MLLMEraser: Achieving Test-Time Unlearning in Multimodal Large Language Models through Activation Steering
Chenlu Ding, Jiancan Wu, Leheng Sheng, Fan Zhang, Yancheng Yuan, Xiang Wang, Xiangnan He
TL;DR
MLLMEraser tackles the need for trustworthy multimodal LLM deployment by enabling test-time unlearning without parameter updates. It constructs a multimodal erasure direction from contrastive knowledge-recall and knowledge-erasure signals and applies it through an input-aware steering mechanism that uses a null-space projection to prevent degradation on retained content. The method achieves strong forgetting performance with minimal utility loss and substantially lower computational cost compared with training-based approaches, as demonstrated on LLaVA-1.5-7B and Qwen-2.5-VL-7B. This work offers a practical, reversible solution for content forgetting in MLLMs and opens avenues for extending activation-steering unlearning to broader multimodal scenarios.
Abstract
Multimodal large language models (MLLMs) have demonstrated remarkable capabilities across vision-language tasks, yet their large-scale deployment raises pressing concerns about memorized private data, outdated knowledge, and harmful content. Existing unlearning approaches for MLLMs typically adapt training-based strategies such as gradient ascent or preference optimization, but these methods are computationally expensive, irreversible, and often distort retained knowledge.
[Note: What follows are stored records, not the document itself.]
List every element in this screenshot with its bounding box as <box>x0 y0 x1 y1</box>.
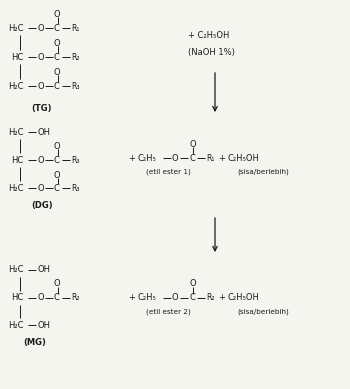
Text: C₂H₅: C₂H₅ <box>138 293 157 303</box>
Text: C: C <box>54 23 60 33</box>
Text: +: + <box>218 154 225 163</box>
Text: C: C <box>54 184 60 193</box>
Text: (NaOH 1%): (NaOH 1%) <box>188 47 235 56</box>
Text: OH: OH <box>37 266 50 275</box>
Text: R₃: R₃ <box>71 184 79 193</box>
Text: OH: OH <box>37 321 50 329</box>
Text: HC: HC <box>11 156 23 165</box>
Text: R₃: R₃ <box>71 156 79 165</box>
Text: O: O <box>54 142 61 151</box>
Text: H₂C: H₂C <box>8 128 23 137</box>
Text: +: + <box>128 154 135 163</box>
Text: O: O <box>189 280 196 289</box>
Text: O: O <box>54 68 61 77</box>
Text: HC: HC <box>11 53 23 61</box>
Text: H₂C: H₂C <box>8 82 23 91</box>
Text: O: O <box>37 53 44 61</box>
Text: (TG): (TG) <box>32 103 52 112</box>
Text: OH: OH <box>37 128 50 137</box>
Text: HC: HC <box>11 293 23 303</box>
Text: H₂C: H₂C <box>8 184 23 193</box>
Text: (etil ester 1): (etil ester 1) <box>146 169 190 175</box>
Text: O: O <box>172 154 178 163</box>
Text: C₂H₅OH: C₂H₅OH <box>227 293 259 303</box>
Text: O: O <box>37 82 44 91</box>
Text: O: O <box>37 156 44 165</box>
Text: O: O <box>54 280 61 289</box>
Text: O: O <box>172 293 178 303</box>
Text: C: C <box>54 293 60 303</box>
Text: R₂: R₂ <box>206 293 215 303</box>
Text: (sisa/berlebih): (sisa/berlebih) <box>237 309 289 315</box>
Text: R₁: R₁ <box>71 23 79 33</box>
Text: O: O <box>54 170 61 179</box>
Text: H₂C: H₂C <box>8 23 23 33</box>
Text: +: + <box>218 293 225 303</box>
Text: O: O <box>37 23 44 33</box>
Text: C₂H₅OH: C₂H₅OH <box>227 154 259 163</box>
Text: R₁: R₁ <box>206 154 214 163</box>
Text: (sisa/berlebih): (sisa/berlebih) <box>237 169 289 175</box>
Text: + C₂H₅OH: + C₂H₅OH <box>188 30 229 40</box>
Text: C: C <box>189 154 195 163</box>
Text: C: C <box>189 293 195 303</box>
Text: (etil ester 2): (etil ester 2) <box>146 309 190 315</box>
Text: O: O <box>54 39 61 47</box>
Text: +: + <box>128 293 135 303</box>
Text: O: O <box>37 184 44 193</box>
Text: R₂: R₂ <box>71 53 79 61</box>
Text: O: O <box>54 9 61 19</box>
Text: C: C <box>54 156 60 165</box>
Text: (DG): (DG) <box>31 200 53 210</box>
Text: C₂H₅: C₂H₅ <box>138 154 157 163</box>
Text: C: C <box>54 53 60 61</box>
Text: (MG): (MG) <box>23 338 47 347</box>
Text: H₂C: H₂C <box>8 321 23 329</box>
Text: C: C <box>54 82 60 91</box>
Text: H₂C: H₂C <box>8 266 23 275</box>
Text: R₃: R₃ <box>71 82 79 91</box>
Text: R₂: R₂ <box>71 293 79 303</box>
Text: O: O <box>37 293 44 303</box>
Text: O: O <box>189 140 196 149</box>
In this work, we propose MLLMEraser, an input-aware, training-free framework for test-time unlearning. Our approach leverages activation steering to enable dynamic knowledge erasure without parameter updates. Specifically, we construct a multimodal erasure direction by contrasting adversarially perturbed, knowledge-recall image-text pairs with knowledge-erasure counterparts, capturing both textual and visual discrepancies. To prevent unnecessary interference, we further design an input-aware steering mechanism that adaptively determines when and how the erasure direction should be applied, preserving utility on retained knowledge while enforcing forgetting on designated content. Experiments on LLaVA-1.5 and Qwen-2.5-VL demonstrate that MLLMEraser consistently outperforms state-of-the-art MLLM unlearning baselines, achieving stronger forgetting performance with lower computational cost and minimal utility degradation.